Lets Examine the Pros and Cons of Equity Crowdfunding
Pros of Equity Crowdfunding
One of the most important aspects of equity crowdfunding is the ability to raise large sums of money for a startup. Reputable online crowdfunding platforms are generating millions of dollars from angel investors and accredited investors. Some entrepreneurs receive as much as $500,000 to $1 million in capital from their crowdfunding efforts. If entrepreneurs present a strong fundraising campaign and clearly outline their business and their strategy, they may gain plenty of interest from investors.

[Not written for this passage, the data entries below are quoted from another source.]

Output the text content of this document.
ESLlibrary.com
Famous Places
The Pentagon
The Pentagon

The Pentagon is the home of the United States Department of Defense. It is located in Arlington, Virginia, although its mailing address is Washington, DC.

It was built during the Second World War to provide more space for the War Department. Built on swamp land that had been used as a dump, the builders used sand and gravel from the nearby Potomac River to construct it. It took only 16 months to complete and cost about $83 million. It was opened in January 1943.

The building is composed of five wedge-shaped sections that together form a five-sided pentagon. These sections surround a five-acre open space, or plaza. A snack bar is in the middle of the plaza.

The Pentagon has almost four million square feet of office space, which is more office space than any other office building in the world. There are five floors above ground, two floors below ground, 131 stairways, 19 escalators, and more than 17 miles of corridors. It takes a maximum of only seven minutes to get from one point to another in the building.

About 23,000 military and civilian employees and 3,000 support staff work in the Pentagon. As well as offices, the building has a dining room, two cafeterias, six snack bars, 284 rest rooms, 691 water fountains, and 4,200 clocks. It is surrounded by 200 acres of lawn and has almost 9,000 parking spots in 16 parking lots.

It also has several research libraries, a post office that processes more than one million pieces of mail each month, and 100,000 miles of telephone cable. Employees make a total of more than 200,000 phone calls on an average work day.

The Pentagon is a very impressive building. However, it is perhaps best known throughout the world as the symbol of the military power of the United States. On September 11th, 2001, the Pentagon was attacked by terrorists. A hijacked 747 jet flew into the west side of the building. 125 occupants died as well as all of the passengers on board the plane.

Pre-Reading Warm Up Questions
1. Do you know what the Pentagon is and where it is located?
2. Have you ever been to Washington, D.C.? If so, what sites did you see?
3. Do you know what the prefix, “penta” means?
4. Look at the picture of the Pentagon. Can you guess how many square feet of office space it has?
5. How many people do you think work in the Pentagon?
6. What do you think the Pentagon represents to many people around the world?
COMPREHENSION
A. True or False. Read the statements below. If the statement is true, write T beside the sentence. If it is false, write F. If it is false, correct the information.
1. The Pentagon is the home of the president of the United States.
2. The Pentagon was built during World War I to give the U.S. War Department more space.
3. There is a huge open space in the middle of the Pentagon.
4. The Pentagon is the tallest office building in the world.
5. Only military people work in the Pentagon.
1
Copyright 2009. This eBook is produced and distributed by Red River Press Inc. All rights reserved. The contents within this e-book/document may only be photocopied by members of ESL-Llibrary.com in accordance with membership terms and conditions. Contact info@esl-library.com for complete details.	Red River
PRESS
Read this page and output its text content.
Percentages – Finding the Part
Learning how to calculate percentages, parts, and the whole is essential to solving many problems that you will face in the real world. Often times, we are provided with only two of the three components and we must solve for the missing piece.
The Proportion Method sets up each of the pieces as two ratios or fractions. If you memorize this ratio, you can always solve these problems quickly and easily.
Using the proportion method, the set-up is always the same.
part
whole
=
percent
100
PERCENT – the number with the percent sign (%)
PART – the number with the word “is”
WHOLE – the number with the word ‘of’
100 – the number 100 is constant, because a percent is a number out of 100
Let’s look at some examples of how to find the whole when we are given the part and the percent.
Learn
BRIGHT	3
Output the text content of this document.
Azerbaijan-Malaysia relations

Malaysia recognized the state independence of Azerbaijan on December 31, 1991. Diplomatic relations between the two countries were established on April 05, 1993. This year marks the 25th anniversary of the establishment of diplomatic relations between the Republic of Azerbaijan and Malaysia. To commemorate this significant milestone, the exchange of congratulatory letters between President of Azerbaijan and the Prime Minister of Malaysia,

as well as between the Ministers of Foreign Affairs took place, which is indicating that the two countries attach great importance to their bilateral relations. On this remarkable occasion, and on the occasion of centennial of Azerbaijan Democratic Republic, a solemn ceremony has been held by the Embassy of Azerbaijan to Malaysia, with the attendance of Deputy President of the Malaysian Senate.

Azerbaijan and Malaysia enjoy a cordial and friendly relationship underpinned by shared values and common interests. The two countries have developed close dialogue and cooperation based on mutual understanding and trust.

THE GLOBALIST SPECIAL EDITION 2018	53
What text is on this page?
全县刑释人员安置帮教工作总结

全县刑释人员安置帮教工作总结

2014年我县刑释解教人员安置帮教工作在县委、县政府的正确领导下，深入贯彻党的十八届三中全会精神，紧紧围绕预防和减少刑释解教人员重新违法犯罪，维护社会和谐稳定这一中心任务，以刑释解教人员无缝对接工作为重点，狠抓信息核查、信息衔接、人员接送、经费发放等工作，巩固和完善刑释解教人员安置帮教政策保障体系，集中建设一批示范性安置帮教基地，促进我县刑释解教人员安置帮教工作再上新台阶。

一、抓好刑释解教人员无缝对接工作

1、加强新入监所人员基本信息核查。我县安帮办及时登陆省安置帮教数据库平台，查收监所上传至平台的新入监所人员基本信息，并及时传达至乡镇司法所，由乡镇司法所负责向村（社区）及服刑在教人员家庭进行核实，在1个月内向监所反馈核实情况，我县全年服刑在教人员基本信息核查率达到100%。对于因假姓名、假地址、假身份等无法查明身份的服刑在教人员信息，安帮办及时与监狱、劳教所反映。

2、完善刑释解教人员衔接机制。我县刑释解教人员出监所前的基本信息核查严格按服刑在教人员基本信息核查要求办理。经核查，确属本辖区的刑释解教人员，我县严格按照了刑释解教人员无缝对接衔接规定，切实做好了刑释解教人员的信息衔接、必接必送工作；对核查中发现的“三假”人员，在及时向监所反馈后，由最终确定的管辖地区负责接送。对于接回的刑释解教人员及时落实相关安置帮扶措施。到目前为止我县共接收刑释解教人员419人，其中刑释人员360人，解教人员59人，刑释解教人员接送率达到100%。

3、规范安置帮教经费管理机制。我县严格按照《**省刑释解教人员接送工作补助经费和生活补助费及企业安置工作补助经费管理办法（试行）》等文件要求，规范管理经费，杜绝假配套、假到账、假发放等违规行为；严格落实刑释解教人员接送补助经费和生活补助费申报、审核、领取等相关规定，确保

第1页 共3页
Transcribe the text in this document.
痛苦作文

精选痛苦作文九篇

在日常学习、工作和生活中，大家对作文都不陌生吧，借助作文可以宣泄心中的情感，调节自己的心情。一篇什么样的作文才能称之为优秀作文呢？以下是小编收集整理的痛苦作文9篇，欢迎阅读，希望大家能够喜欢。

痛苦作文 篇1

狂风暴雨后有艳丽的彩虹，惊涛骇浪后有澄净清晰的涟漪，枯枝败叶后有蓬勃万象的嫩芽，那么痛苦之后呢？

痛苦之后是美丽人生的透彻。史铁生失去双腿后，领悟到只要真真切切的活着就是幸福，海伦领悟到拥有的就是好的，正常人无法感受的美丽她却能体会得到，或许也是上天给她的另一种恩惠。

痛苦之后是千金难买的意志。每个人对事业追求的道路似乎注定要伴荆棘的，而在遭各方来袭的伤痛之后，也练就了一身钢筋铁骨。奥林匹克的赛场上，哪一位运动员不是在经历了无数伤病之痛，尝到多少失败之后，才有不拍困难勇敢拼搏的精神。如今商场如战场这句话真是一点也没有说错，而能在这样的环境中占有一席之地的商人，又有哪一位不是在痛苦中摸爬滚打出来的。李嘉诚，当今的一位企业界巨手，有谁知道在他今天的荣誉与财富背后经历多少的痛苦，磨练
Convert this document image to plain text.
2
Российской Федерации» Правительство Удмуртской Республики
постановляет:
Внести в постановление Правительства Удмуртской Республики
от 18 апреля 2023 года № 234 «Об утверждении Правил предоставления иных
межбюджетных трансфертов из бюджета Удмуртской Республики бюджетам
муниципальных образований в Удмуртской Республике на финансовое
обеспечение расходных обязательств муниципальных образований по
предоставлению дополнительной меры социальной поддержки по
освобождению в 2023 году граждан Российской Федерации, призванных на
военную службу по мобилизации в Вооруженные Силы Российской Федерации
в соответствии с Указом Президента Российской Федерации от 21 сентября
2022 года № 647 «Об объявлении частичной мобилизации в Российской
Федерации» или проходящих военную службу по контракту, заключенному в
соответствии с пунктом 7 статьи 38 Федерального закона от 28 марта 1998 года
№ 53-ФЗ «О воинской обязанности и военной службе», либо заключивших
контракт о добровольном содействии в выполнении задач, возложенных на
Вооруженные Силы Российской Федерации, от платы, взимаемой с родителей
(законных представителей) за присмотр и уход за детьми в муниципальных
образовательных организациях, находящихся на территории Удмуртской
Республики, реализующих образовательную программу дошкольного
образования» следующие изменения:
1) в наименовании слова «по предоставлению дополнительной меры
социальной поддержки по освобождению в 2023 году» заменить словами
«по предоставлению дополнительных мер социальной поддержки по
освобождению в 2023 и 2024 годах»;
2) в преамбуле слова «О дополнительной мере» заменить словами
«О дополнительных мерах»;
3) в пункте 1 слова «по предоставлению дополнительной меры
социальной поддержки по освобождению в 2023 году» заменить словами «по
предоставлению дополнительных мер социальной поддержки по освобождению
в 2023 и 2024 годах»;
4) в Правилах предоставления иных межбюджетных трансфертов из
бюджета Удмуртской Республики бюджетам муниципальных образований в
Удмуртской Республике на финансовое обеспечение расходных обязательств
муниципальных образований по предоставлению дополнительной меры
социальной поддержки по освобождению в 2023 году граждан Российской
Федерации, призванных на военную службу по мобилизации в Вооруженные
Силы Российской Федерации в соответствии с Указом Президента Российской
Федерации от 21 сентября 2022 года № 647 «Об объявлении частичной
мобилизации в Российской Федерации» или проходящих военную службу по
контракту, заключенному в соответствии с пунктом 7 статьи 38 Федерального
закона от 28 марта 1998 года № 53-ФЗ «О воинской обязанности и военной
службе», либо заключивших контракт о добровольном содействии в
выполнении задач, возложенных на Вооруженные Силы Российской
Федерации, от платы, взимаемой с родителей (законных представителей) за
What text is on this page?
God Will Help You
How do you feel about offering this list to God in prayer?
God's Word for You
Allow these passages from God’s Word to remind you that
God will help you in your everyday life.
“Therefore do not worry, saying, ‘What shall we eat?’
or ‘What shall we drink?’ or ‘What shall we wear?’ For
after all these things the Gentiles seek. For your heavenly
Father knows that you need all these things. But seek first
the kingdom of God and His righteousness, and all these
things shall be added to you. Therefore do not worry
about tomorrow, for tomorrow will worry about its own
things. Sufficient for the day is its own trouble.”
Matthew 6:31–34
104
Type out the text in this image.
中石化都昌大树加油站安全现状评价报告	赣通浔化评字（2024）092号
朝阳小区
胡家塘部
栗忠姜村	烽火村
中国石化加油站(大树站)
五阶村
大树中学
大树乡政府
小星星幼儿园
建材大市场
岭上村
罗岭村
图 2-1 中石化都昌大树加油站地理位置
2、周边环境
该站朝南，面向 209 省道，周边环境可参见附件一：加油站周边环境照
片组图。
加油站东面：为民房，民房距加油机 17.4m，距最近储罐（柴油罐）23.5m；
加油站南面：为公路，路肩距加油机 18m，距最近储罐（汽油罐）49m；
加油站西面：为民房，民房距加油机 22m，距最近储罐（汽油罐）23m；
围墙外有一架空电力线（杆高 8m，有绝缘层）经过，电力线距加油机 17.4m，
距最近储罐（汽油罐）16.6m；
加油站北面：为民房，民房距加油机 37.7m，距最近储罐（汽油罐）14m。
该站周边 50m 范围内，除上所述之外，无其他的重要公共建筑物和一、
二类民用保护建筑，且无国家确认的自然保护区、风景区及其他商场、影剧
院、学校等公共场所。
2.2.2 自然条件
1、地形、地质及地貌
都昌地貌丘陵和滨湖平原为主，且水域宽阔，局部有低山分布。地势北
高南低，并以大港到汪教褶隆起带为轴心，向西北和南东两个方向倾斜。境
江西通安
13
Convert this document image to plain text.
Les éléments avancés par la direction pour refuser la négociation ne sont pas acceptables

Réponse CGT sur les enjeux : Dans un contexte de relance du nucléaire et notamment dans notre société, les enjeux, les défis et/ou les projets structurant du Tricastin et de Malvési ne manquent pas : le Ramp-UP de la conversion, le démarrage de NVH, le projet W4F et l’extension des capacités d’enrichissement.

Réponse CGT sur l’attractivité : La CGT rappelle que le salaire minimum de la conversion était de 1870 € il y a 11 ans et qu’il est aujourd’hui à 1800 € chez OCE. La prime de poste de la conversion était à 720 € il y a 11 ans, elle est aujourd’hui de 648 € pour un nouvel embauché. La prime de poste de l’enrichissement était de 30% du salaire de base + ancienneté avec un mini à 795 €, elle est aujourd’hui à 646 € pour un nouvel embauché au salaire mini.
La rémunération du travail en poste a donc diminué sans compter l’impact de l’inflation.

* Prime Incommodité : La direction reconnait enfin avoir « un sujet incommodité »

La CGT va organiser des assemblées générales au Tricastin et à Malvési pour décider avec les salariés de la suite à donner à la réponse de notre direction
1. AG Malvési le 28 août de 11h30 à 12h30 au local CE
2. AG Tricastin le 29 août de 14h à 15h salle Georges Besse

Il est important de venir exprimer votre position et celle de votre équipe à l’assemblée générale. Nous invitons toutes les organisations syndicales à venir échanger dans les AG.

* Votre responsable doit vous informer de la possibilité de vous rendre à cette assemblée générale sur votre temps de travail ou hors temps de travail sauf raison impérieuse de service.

One other advantage of equity crowdfunding is easier investor management. Many entrepreneurs receive capital from several individual investors and must manage the demands of each investor. Equity crowdfunding platforms usually pool the funds into one individual investment, which narrows the reporting requirements of the entrepreneur or business owner into one single contact.
Cons of Equity Crowdfunding
One problem many entrepreneurs face during their campaign is the increased transparency of crowdfunding. Many entrepreneurs are not comfortable publicizing their business ideas or their financial histories for everyone to see.
Another problem with equity crowdfunding is business owners and entrepreneurs must allocate a portion of the equity in their business to the investors. Entrepreneurs must decide if giving up a portion of their businesses is worth it in the long run. It is best to look at the “value play” of the investment, which is the amount of value the business receives in return for a portion of the equity in the business.